Notable investors in Under Armour include Prem Watsa (Trades, Portfolio), holding 4,223,700 shares (0.98%), and Paul Tudor Jones (Trades, Portfolio), with 1,513,725 shares (0.35%). Their investments reflect a continued belief in the company's potential despite its current challenges.

Competitive Landscape

Under Armour operates in a competitive industry, with key players like Kontoor Brands Inc (KTB, Financial) with a market cap of $4.11 billion, Ermenegildo Zegna NV (ZGN, Financial) at $2.6 billion, and Columbia Sportswear Co (COLM, Financial) at $4.73 billion. These companies represent significant competition but also highlight the scale of opportunity within the apparel and accessories market.

Conclusion

Under Armour's recent stock performance reflects a complex interplay of market dynamics and internal financial health. While the company faces profitability challenges, its strategic market positioning and ongoing digital initiatives provide a solid foundation for future growth.
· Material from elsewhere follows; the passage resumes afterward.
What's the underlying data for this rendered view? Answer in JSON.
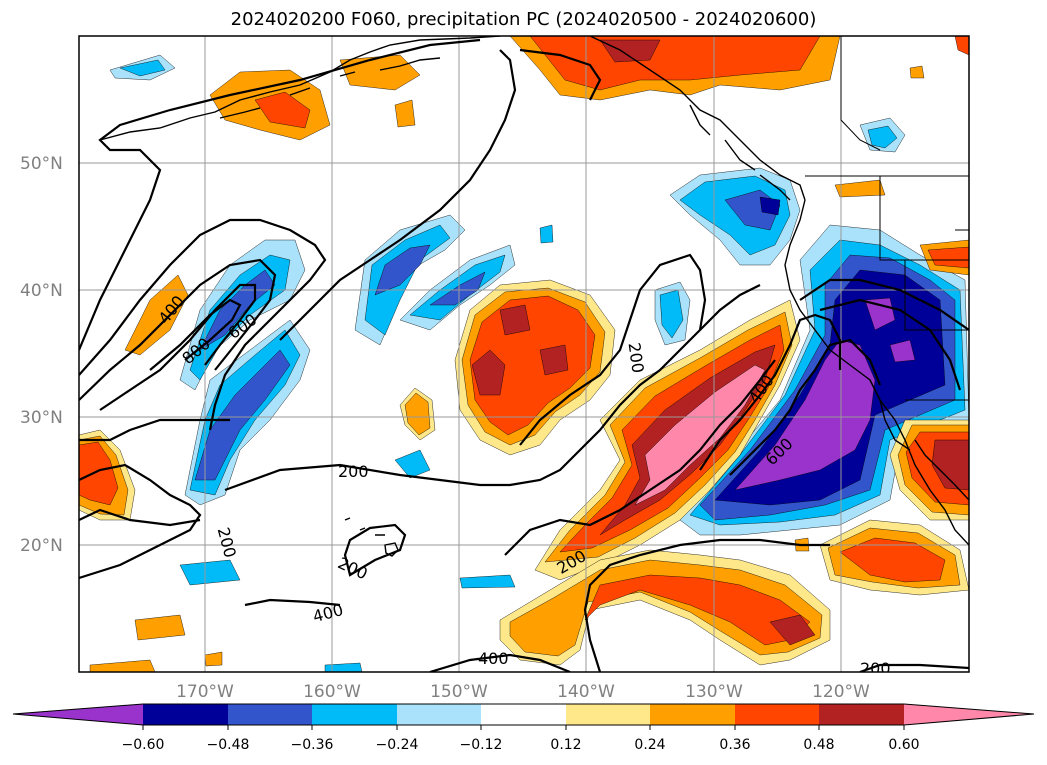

Investors and market watchers will do well to keep an eye on how Under Armour navigates these challenges while maintaining its competitive edge in the global athletic apparel market.

This article, generated by GuruFocus, is designed to provide general insights and is not tailored financial advice. Our commentary is rooted in historical data and analyst projections, utilizing an impartial methodology, and is not intended to serve as specific investment guidance. It does not formulate a recommendation to purchase or divest any stock and does not consider individual investment objectives or financial circumstances. Our objective is to deliver long-term, fundamental data-driven analysis. Be aware that our analysis might not incorporate the most recent, price-sensitive company announcements or qualitative information. GuruFocus holds no position in the stocks mentioned herein.

Disclosures

I/We may personally own shares in some of the companies mentioned above. However, those positions are not material to either the company or to my/our portfolios.